Why mistletoe has such prominence is still unclear. The leathery leaves are beautifully symmetrical, the flowers bisexual – so far so good – and the opalescent berries poisonous filled with a gluey fluid can cause stomach pains and vomiting. In fact, it can even harm its host tree. Mistletoe Matters notes “Mistletoe is ‘only’ a hemi-parasite, with its own leaves and own photosynthesis. But it will have an impact on the host branch it is growing on. And if it grows on a high proportion of the branches of one tree it can compromise the whole tree, and may eventually (indirectly, over several decades) kill it.” While they add this is a fate avoided by larger trees, that hardly matters if you’re a small tree; and qualifying it as but a hemi-parasite does not add to the romance. All of this makes it sound more like an herb of war than flirtation.

Moreover, and adding to the plant’s sensual je ne sais quoi, mistletoe seeds are spread by bird poop made even stickier from the berry juice. Our avian friends may be unaffected by the plant’s toxicity, but the berry glue coats their feathers and intestines allowing the seeds to be deposited into treetops from either defecation or basic grooming. Adhesion, the product of evolutionary magic, guarantees success in the canopies.

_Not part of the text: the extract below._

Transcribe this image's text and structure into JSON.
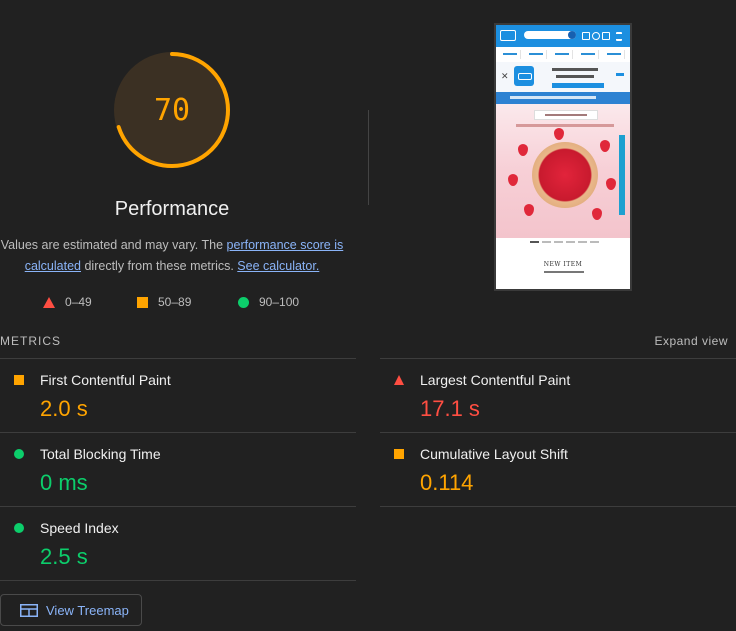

American author Washington Irving wrote in Old Christmas: From the Sketch Book of Washington Irving, “The mistletoe is still hung up in farm-houses and kitchens at Christmas; and the young men have the privilege of kissing the girls under it, plucking each time a berry from the bush. When the berries are all plucked, the privilege ceases.”

Those poop-laden adhesive war berries have a come a long way. We’ll avoid the symbolism of clingy romantic partners as another aspect of mistletoe and look to its ancient presence in Pagan communities; and if you partake in the kissing tradition, we remind you, consent is always first.